Bu nedenden dolayı, yukarıda da belirtildiği üzere, Elektrik Piyasası Lisans Yönetmeliği’nin 9. maddesinin halen yürürlüğünü devam ettiren 3. fıkrasıyla;
özellikle ilgili tarafların, üretim, otoprodüktör ve otoprodüktör grubu lisans başvurularının inceleme ve değerlendirilmesinde, tesislerin işletme öncesi dönemine ait üstlenmiş oldukları faaliyetlerindeki ilerlemelerin, ulaştıkları sonuçların dikkate alınması gerektiği vurgulanmış ve böylece mali açıdan güçlü, istikrarlı bir elektrik piyasasının oluşturulması amaçlanmıştır.
Buna göre, Elektrik Piyasası Lisans Yönetmeliği’nin, eldeki davanın görüm ve çözümüne de hiç bir etki ve tesiri bulunmayan, 9. maddesinin son fıkrasının, yargı kararıyla iptal edilmiş olması, Danıştay 13. Dairesinin kesinleşen 07.11.2008 tarihli E:2007/4143; K:2008/7122 sayılı kararıyla hukuka aykırılığı tespit edilemeyen ve hukuka uygun bulunan,
Enerji Piyasası Düzenleme Kurulu’ nun 27.12.2006 tarih, 1039/11 sayılı kararının, davalı idare tarafından geri alınmasını/ortadan kaldırılmasını hukuken olanaklı hale getirmediği gibi,
Elektrik Piyasası Lisans Yönetmeliği’nin 9. maddesinin son fıkrasının yargı kararıyla iptal edilmesi üzerine ortaya çıkmış olan hukuki durumun, eldeki dava için, davacı şirket yönünden hukuki kazanım sağlayabilecek ya da, lehine yorumlanabilecek bir yönü de tespit edilemediğinden, dava konusu işlemde mevzuat hükümlerine, hukuka ve kamu yararına aykırılık bulunmamaktadır.

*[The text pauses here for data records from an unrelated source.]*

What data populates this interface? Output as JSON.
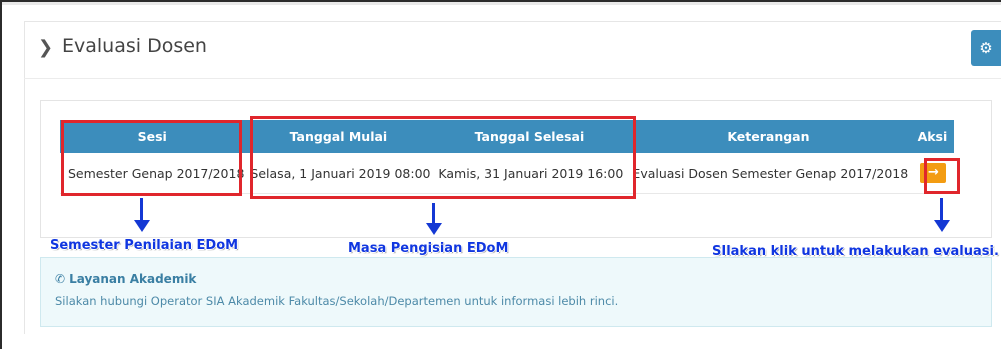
{
  "header": {
    "title": "Evaluasi Dosen"
  },
  "table": {
    "columns": [
      "Sesi",
      "Tanggal Mulai",
      "Tanggal Selesai",
      "Keterangan",
      "Aksi"
    ],
    "row": {
      "sesi": "Semester Genap 2017/2018",
      "tanggal_mulai": "Selasa, 1 Januari 2019 08:00",
      "tanggal_selesai": "Kamis, 31 Januari 2019 16:00",
      "keterangan": "Evaluasi Dosen Semester Genap 2017/2018",
      "aksi_icon": "→"
    }
  },
  "annotations": {
    "semester": "Semester Penilaian EDoM",
    "masa": "Masa Pengisian EDoM",
    "klik": "SIlakan klik untuk melakukan evaluasi."
  },
  "info": {
    "title": "Layanan Akademik",
    "text": "Silakan hubungi Operator SIA Akademik Fakultas/Sekolah/Departemen untuk informasi lebih rinci."
  },
  "colors": {
    "header_bg": "#3c8dbc",
    "action_button": "#f39c12",
    "annotation_box": "#e0262c",
    "annotation_text": "#1036e0"
  }
}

Açıklanan nedenlerle, davalı tarafın istinaf başvurusunun KABULÜ ile
Ankara 1. İdare Mahkemesi’nce verilen 21/03/2018 tarih ve E:2016/4066, K:2018/616 sayılı kararın KALDIRILMASINA;
2577 sayılı Yasanın değişik 45. maddesinin 4. fıkrası uyarınca esastan incelenen davada, DAVANIN REDDİNE;
aşağıda dökümü yapılan,
mahkeme safhasına ait 323,10.-TL yargılama giderinin davacı üzerinde bırakılmasına,
istinaf safhasına ait 140,10.-TL yargılama giderinin ve yürürlükteki Avukatlık Asgari Ücret Tarifesine göre 1.362,00.-TL avukatlık ücretinin davacıdan alınarak davalı idareye verilmesine,
posta gideri avansından artan miktarın istenilmesi halinde istinaf başvurusunda bulunan tarafa iadesine,
2577 sayılı Yasanın değişik 46. maddesi uyarınca kararın tebliğini izleyen günden itibaren 30 gün içerisinde Danıştay ilgili Dairesine temyiz yolu açık olmak üzere, 07/03/2019 tarihinde oybirliğiyle karar verildi.